El felipismo es lo que pasó cuando nos movimos de un marco teórico, posibilista y hasta literario, o sea esa Constitución nuestra un poco cervantina siempre, a ese sistema pragmático, intervencionista, piramidal y rumboso que ha seguido siendo más o menos el mismo con todos los partidos y todas las ideologías. Eso sí, en ningún sitio el felipismo, que no es un personalismo o un fetichismo de Felipe González sino toda esta teoría y práctica de la partitocracia, triunfó tanto como en Andalucía. De hecho, el susanismo seguía siendo felipismo, con una felipona menos talentosa y más folclórica. Con Felipe ya hecho felipismo, como con Guerra ya hecho guerrismo, el PSOE engordó y España creció, se hizo izquierdismo guay y se hizo militarismo de trenca, se hizo europeísmo y se hizo mucho negocio. Luego, la corrupción y el agotamiento (como en Andalucía) terminaron con el amor de juventud.

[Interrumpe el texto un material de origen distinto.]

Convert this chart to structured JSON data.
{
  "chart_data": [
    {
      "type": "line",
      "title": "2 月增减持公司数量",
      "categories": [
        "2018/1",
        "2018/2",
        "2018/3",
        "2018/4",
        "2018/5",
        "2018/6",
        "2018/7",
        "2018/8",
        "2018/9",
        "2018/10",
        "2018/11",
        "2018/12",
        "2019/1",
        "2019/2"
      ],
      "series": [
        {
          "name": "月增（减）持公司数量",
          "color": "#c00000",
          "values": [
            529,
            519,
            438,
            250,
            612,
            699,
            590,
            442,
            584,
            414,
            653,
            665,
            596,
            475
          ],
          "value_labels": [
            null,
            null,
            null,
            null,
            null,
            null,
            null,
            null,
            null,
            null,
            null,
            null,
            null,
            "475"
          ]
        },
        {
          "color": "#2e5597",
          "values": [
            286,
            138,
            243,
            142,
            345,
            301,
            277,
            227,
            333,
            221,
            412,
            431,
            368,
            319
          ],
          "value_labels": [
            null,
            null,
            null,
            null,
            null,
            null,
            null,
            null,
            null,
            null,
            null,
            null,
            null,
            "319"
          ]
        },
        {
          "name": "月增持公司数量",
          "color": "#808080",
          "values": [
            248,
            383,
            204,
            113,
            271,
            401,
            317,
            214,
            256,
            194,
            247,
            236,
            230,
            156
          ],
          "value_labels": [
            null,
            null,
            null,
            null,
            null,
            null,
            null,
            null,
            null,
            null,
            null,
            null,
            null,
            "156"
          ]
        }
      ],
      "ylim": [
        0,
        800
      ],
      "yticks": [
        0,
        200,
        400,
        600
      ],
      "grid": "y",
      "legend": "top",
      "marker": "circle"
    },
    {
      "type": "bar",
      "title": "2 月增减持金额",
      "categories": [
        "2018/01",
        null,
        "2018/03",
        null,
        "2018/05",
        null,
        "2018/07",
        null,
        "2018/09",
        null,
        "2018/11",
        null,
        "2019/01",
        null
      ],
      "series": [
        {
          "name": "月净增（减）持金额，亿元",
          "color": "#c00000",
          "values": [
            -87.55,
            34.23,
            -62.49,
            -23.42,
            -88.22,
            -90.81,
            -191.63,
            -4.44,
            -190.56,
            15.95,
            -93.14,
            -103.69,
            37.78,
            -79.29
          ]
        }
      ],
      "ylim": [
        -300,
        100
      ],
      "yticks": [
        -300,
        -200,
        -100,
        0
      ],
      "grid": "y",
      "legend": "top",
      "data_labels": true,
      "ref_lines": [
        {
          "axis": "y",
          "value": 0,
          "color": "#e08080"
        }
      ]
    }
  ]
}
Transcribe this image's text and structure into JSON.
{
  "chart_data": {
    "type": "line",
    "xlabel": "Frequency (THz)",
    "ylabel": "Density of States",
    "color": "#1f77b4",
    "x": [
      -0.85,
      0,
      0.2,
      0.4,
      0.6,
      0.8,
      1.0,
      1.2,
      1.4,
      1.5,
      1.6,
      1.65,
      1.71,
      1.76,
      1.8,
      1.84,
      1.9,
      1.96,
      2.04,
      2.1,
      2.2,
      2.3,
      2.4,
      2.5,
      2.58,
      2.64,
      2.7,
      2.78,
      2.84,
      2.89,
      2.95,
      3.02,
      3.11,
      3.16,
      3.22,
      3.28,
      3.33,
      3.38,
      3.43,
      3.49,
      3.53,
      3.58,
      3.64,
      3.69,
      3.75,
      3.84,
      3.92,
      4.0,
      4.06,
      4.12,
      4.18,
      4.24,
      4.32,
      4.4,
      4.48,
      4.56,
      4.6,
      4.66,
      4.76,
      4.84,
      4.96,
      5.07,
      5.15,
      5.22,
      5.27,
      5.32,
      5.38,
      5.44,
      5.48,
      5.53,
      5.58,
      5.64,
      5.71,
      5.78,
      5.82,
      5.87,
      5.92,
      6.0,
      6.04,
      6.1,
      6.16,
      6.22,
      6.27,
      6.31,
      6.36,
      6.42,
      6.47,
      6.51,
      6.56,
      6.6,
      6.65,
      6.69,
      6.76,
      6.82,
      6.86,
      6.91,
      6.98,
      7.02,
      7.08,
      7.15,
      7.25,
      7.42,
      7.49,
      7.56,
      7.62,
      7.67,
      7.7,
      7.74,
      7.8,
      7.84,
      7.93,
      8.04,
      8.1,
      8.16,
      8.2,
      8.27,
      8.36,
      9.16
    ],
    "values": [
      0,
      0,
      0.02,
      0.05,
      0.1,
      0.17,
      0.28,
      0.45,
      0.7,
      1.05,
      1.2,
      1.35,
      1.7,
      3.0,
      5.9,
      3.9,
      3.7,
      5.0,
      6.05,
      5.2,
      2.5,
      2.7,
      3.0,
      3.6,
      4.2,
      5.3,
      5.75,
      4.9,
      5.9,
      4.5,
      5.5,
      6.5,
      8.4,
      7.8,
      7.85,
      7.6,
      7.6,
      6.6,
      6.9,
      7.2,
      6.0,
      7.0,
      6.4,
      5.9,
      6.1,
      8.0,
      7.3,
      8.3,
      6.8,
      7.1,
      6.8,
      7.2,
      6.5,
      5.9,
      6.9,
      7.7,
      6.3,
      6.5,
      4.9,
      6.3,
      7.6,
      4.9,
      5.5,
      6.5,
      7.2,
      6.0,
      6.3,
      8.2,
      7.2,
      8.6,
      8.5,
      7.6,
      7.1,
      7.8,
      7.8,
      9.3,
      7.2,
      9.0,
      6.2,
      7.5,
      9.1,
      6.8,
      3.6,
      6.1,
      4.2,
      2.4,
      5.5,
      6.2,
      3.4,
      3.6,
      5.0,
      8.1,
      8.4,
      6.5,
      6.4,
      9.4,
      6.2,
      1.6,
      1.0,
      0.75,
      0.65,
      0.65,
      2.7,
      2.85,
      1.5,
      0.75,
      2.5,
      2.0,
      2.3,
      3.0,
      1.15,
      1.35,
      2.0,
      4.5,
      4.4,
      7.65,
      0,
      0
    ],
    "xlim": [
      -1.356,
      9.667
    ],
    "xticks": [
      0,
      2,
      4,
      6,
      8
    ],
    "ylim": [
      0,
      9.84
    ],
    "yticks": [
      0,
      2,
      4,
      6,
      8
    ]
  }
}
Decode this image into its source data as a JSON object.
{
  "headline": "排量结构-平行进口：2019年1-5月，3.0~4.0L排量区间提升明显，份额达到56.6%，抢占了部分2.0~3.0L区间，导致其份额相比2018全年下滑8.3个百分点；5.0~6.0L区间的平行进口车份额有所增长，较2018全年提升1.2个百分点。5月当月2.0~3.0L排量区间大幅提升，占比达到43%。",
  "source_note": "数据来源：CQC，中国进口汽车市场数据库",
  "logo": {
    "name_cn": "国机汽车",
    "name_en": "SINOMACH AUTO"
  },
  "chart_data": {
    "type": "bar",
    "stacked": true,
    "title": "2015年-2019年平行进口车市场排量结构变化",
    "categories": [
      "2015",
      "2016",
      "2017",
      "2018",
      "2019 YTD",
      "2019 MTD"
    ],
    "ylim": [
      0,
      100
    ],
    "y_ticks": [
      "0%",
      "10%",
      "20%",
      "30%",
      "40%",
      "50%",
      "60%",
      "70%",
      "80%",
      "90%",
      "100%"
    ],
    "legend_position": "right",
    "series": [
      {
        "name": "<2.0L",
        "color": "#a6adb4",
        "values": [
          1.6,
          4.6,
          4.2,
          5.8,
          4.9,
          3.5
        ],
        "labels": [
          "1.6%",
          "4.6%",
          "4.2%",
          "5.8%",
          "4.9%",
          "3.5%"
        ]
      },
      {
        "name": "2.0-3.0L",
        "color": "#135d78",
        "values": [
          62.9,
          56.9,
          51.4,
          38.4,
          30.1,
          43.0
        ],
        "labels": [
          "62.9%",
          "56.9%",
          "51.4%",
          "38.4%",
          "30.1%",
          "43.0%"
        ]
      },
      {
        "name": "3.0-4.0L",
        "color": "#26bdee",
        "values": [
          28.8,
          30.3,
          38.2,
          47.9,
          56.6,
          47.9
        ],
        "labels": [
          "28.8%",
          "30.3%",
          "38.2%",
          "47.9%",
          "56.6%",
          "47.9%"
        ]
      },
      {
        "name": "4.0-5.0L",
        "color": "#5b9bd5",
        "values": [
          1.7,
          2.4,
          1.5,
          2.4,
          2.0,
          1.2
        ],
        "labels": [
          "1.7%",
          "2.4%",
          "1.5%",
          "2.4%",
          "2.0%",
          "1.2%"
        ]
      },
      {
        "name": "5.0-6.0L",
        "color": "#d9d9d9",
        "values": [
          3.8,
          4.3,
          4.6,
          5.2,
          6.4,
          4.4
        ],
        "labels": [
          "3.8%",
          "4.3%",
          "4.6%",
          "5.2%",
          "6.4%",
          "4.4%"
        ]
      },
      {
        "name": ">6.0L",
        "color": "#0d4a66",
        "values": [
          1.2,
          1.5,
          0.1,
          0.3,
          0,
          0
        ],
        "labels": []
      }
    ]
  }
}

Felipe inventó la partitocracia, inventó al progre, inventó la derechona, inventó la lista negra saliendo de Moncloa como humo de leña, cada mañana, y yo diría que inventó el telefonazo del poder que sonaba no como un bombazo sino como un carrito de enfermero entrando pavorosamente en tu habitación de convaleciente. Lo inventó todo, en fin. Primero fue Felipe, con los periodistas y con las togas, con los pobres y con el dinero, con el mesianismo y con la decadencia. Después de Felipe y de aquel interregno de Almunia, Zapatero supuso el cambio del socialismo capitalista por el socialismo posmoderno, líquido, absurdo y bobo. Rubalcaba fue otro interregno hasta que Sánchez cambió el socialismo posmoderno, a su vez, por la antipolítica narcisista y vacía, ya sin rastro de ideología, de lógica, de semántica, de principios ni de partido. Desde Felipe, al PSOE se le han ido cayendo letras como a un rótulo de motel, pero el sistema que él diseñó permanece. Aún lo podemos ver, como diría el Morfeo de Mátrix, cuando encendemos la televisión, cuando pagamos los impuestos, cuando vamos a trabajar… Primero fue Felipe, aunque a Sánchez también lo votaban enamoradas las madres, y las niñas, y los progres que González había dejado abonados a la cosa, al periódico, al sermón, a la rosa del verbo socialista como el clavel andaluz de su boca. Pero ahora ya no nos duran tanto el enamoramiento, el novio, la inocencia ni las coderas.